Why $\text{E}(AX+b) = A\text{E}(X)+b$ but $\text{Cov}(A,X+b) = \text{Cov}(A,X)$?

Question

Suppose $X$ a random vector and $b$ a constant vector, with $A$ a corresponding constant matrix, then we have the expectation and the covariance of $A$ and $X+b$ satisfying

$$\mathbb{E}(AX+b) = A\mathbb{E}(X)+b$$

$$\text{Cov}(A,X+b) = \text{Cov}(A,X)$$

1. Is the first equation due to the linearity of expectation?
2. Why does the second equation miss $b$?
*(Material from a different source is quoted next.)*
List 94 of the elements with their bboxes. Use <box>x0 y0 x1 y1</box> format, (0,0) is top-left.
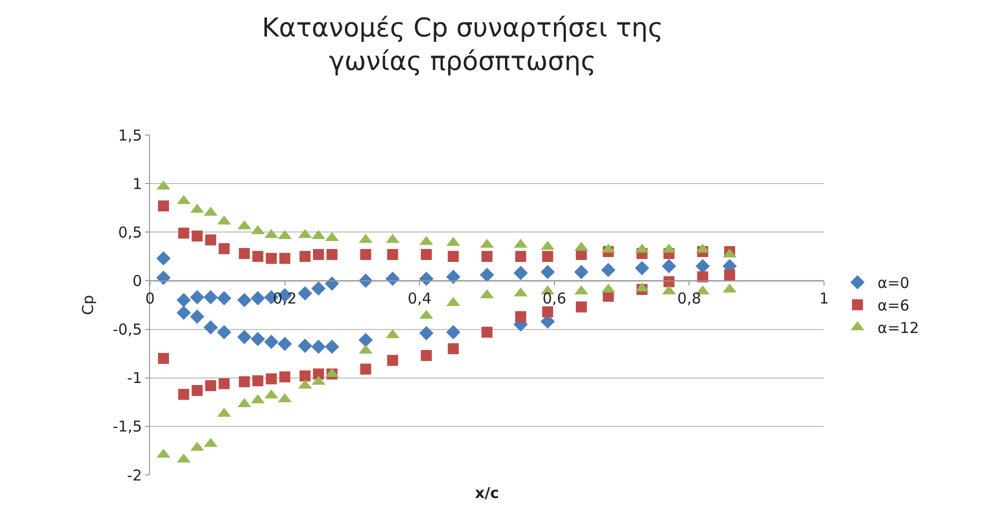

I see a textbook that claims these properties without proof. Please show me some calculation to derive these two equations.

Answer 1

The reason is that the operator $\mathbb{E}$ is a linear operation, for example in the continuos case

$$ \mathbb{E}[\alpha X + \beta] = \int{\rm d}x~ (\alpha x + \beta)f_X(x) = \alpha\int {\rm d}x~ x f_X(x) + \beta\int {\rm d}x~ f_X(x) = \alpha \mathbb{E}[X] + \beta $$

In order to calculated the covariance you first subtract the effect of the mean, that's the reason why the constant term does not make any contribution

$$ \mathbb{C}{\rm ov}[X, Y] = \mathbb{E}[(X - \mathbb{E}[X])(Y - \mathbb{E}[Y])] $$

So that

\begin{eqnarray} \mathbb{C}{\rm ov}[\alpha X + \beta, Y] &=& \mathbb{E}[(\alpha X + \beta - \mathbb{E}[\alpha X + \beta])(Y - \mathbb{E}[Y])] \\ &=& \mathbb{E}[(\alpha X + \beta - \alpha\mathbb{E}[X] - \beta])(Y - \mathbb{E}[Y])] \\ &=& \mathbb{E}[(\alpha X + \alpha\mathbb{E}[X])(Y - \mathbb{E}[Y])] \\ &=& \mathbb{E}[\alpha (X -\mathbb{E}[X]])(Y - \mathbb{E}[Y])] \\ &=& \alpha \mathbb{E}[(X -\mathbb{E}[X]])(Y - \mathbb{E}[Y])] \\ &=& \alpha \mathbb{C}{\rm ov}[X, Y] \end{eqnarray}

Answer 2

If $Y$ is some random vector then:$$\mathsf{Cov}(Y):=\mathsf E(Y-\mathsf EY)(Y-\mathsf EY)^T$$

Now observe that:

$$(Y+b)-\mathsf E(Y+b)=Y-\mathsf EY$$